Simple linear regression

Linear regeression assumptions

There are four principal assumptions:

  • linearity of the relationship between dependent and independent variables.

  • statistical independence of the errors with y variable.

  • homoscedasticity (constant variance) of the errors for all x.

  • normality of the error distribution.

if independent assumption violated, the estimated standard errors tend to underestimate the true standard error. P value associated thus is lower.

only the prediction errors need to be normally distributed. but with extremely asymmetric or long-tailed, it may be hard to fit them (x and y) into a linear model whose errors will be normally distributed.

Population regression function

Regression is to estimate and/or predict the population mean (expectation) of dependent variable (yi) by a known or a set value of explanatory variables (xi). Population regression line (PRL) is the trajectory of the conditional expectation value given Xi.

\[ E(Y|X_i)=f(X_i)=\beta_1+\beta_2X_i \] This is an unknown but fixed value (can be estimated).

Population regression model

the errors \(u_i=y_i-\hat{y}_i\) have equal variance \[ Y_i=\beta_1+\beta_2X_i+u_i \]

Sample regression model

(using hat to indicate sample) \[ Y_i=\hat{\beta}_1+\hat{\beta}_2X_i+e_i \]

since
\[ u_i \sim N(0,\sigma^2) \] or \[ e_i \sim N(0,\hat{\sigma} ^2) \] and

i.i.d., independent identically distribution, the probability distributions are all the same and variables are independent of each other.

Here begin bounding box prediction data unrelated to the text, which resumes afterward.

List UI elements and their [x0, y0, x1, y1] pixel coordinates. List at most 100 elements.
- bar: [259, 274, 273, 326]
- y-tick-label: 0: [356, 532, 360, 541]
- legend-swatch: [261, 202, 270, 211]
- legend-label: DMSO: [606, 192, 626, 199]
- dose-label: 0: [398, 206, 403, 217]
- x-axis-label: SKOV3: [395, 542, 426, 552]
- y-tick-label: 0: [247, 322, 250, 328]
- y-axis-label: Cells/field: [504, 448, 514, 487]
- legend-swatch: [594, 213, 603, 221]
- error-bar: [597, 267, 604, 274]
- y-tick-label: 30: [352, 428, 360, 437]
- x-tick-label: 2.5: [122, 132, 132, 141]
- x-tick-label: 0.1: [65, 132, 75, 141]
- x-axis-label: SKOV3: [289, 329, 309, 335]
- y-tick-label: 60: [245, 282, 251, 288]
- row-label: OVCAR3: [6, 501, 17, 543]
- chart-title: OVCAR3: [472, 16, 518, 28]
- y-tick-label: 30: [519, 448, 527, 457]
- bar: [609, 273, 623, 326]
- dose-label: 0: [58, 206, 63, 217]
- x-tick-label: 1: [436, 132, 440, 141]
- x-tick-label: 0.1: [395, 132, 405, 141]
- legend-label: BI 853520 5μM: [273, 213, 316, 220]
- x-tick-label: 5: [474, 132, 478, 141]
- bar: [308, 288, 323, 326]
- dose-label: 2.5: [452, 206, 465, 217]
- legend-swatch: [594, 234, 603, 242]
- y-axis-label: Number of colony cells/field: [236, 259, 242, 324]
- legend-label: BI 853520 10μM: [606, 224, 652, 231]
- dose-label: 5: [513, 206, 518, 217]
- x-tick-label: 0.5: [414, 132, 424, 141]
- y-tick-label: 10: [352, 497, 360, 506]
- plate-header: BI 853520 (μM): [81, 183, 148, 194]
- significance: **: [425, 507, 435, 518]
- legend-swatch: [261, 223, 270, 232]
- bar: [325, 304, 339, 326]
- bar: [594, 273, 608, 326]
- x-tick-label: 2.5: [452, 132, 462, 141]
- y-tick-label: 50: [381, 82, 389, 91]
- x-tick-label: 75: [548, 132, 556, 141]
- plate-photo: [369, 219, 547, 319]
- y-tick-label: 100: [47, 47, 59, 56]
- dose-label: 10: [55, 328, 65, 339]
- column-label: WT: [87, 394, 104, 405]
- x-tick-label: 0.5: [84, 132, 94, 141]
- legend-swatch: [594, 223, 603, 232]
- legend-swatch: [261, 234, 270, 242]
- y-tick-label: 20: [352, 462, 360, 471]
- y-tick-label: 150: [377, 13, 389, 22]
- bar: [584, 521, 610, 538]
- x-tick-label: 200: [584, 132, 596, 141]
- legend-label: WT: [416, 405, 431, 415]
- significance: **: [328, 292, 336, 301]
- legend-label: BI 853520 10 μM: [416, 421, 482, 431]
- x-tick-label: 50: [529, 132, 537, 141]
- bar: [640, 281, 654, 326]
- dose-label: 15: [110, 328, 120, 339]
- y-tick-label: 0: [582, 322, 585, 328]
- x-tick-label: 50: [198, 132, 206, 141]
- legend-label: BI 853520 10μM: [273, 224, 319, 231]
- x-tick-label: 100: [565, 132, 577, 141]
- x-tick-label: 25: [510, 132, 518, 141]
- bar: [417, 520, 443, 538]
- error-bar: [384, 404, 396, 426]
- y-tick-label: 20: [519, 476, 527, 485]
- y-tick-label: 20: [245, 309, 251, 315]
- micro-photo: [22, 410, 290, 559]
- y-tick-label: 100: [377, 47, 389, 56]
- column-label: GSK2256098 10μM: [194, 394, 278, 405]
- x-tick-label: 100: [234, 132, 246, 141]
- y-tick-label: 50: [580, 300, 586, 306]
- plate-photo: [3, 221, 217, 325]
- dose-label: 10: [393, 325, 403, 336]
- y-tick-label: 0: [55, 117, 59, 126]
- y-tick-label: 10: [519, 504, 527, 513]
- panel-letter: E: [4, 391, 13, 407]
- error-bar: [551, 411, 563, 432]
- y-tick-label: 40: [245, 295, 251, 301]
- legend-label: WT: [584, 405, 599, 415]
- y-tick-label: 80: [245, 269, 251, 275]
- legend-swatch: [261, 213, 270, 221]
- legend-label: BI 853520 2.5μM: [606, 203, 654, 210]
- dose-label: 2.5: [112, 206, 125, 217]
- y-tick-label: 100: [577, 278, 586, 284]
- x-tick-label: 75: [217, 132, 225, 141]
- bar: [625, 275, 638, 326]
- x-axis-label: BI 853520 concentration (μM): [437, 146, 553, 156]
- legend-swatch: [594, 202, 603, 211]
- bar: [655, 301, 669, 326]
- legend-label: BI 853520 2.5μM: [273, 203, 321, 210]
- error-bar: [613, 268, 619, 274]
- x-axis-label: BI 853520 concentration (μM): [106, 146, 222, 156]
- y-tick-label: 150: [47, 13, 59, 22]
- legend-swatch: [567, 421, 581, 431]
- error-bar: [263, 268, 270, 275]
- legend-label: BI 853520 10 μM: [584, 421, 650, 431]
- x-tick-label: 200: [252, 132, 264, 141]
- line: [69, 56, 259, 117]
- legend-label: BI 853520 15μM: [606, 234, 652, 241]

\[ \begin{align} u_i \sim i.i.d \ N(0,\sigma^2) \end{align} \]

then

\[ \begin{align} Y_i- \beta_1+\beta_2X_i (\hat{Y_i}) &\sim i.i.d \ N(0,\sigma^2)\\ \end{align} \]

thence, to minimize Q \(\sum{(Y_i-\hat{Y}_i)^2}\) to solve b0 and b1.

\[ \begin{align} Min(Q) &=\sum{(Y_i-\hat{Y}_i)^2}\\ &=\sum{\left ( Y_i-(\hat{\beta}_1+\hat{\beta}_2X_i) \right )^2}\\ &=f(\hat{\beta}_1,\hat{\beta}_2) \end{align} \]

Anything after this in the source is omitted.